Department of Liver Transplant and Hepato Pancreato Biliary Surgery, Institute of Liver and Biliary Sciences, D-1, Acharya Shree Tulsi Marg, Vasant Kunj, New Delhi, 110070, India.
Department of Medical Oncology, Institute of Liver and Biliary Sciences, New Delhi, India.
J Hepatobiliary Pancreat Sci. 2019 Nov;26(11):524-533. doi: 10.1002/jhbp.671. Epub 2019 Oct 17.
The aim of this study was to evaluate the outcomes following upfront pancreaticoduodenectomy (PD) in severely jaundiced (serum bilirubin level ≥15 mg/dl) patients with malignant distal common bile duct (CBD) obstruction.
Recent studies have failed to show the benefits of preoperative biliary drainage (PBD) before PD. In addition, there is limited data on the impact of upfront PD on perioperative outcomes in severely jaundiced patients.

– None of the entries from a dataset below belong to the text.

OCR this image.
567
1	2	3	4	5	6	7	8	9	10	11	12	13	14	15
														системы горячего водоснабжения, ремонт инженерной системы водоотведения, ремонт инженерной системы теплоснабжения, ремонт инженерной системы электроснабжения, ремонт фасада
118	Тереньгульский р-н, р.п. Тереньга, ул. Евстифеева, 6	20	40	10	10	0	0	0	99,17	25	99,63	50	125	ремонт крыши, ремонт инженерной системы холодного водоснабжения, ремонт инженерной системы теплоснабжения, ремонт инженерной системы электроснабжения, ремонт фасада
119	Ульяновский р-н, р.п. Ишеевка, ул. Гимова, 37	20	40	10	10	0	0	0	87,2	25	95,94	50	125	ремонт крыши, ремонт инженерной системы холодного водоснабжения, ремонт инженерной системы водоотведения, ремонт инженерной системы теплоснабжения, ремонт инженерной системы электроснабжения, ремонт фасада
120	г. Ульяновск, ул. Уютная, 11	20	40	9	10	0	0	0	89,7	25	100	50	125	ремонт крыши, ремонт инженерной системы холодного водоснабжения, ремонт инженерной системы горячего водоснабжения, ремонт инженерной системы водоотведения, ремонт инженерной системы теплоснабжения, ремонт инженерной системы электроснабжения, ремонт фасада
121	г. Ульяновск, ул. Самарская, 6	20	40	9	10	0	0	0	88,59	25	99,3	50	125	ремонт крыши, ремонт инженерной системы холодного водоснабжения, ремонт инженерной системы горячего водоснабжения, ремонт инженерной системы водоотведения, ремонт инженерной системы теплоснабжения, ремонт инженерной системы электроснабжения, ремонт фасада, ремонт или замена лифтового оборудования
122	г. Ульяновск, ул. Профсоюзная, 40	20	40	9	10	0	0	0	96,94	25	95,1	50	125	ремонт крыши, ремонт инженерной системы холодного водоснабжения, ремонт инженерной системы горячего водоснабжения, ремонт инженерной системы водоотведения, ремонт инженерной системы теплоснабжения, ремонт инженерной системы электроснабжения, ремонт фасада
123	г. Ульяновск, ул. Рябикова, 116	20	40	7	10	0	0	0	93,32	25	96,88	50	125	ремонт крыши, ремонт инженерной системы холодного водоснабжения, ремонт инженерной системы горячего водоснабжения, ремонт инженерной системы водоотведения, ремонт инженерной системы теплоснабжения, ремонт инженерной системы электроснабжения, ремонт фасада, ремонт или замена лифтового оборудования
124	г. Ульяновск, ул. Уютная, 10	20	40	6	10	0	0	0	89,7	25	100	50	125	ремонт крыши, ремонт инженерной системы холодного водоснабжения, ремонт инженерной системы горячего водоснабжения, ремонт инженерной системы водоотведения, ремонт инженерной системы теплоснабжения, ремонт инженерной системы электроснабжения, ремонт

We reviewed the prospectively collected data of 177 patients who had undergone PD for the malignant distal CBD obstruction from May 2009 to May 2018. Study subjects were divided into Group A (severely jaundiced patients with upfront PD; n = 20), Group B (patients with serum bilirubin <15 mg/dl and no PBD; n = 88) and Group C (PBD prior to PD; n = 69). Overall morbidity, in-hospital mortality, and postoperative hospital stay were compared.
No significant differences were noted between the three groups regarding sex, tumor size and stage, comorbidities, and surgical technique. The intra-operative blood loss was more in severely jaundiced patients as compared to Groups B and C (605 vs. 300 vs. 350 ml, P = 0.0001), but similar operative times, blood transfusions, and rates of post-pancreatectomy leak and hemorrhage. The infective complications were significantly less with upfront surgery. The overall morbidity, in-hospital mortality, and hospital stay were comparable between the three groups. Multiple logistic regression analysis failed to identify both the presence of preoperative jaundice and hyperbilirubinemia ≥15 mg/dl as independent risk factors for post-PD major morbidity.
Upfront PD can be performed safely in the selected severely jaundiced patients and is associated with significantly lower infective complications.
本研究旨在评估术前重度黄疸(血清胆红素水平≥15mg/dl)合并恶性远端胆总管(CBD)梗阻患者行胰十二指肠切除术(PD)的结局。
最近的研究未能显示 PD 术前胆道引流(PBD)的益处。此外,关于术前重度黄疸患者行 PD 对围手术期结局的影响,数据有限。
我们回顾了 2009 年 5 月至 2018 年 5 月期间因恶性远端 CBD 梗阻而行 PD 的 177 例患者的前瞻性收集数据。研究对象分为 A 组(术前重度黄疸且行 upfront PD 的患者;n=20)、B 组(血清胆红素<15mg/dl 且未行 PBD 的患者;n=88)和 C 组(行 PBD 后行 PD 的患者;n=69)。比较了三组患者的总体发病率、院内死亡率和术后住院时间。
三组患者的性别、肿瘤大小和分期、合并症和手术技术无显著差异。与 B 组和 C 组相比,重度黄疸患者术中出血量更多(605ml 比 300ml 和 350ml,P=0.0001),但手术时间、输血率以及胰十二指肠切除术后漏和出血率相似。感染性并发症明显较少。三组患者的总体发病率、院内死亡率和住院时间无差异。多因素逻辑回归分析未能确定术前黄疸和高胆红素血症≥15mg/dl 均为 PD 后主要并发症的独立危险因素。
对于选择的重度黄疸患者, upfront PD 是安全的,并且与显著较低的感染性并发症相关。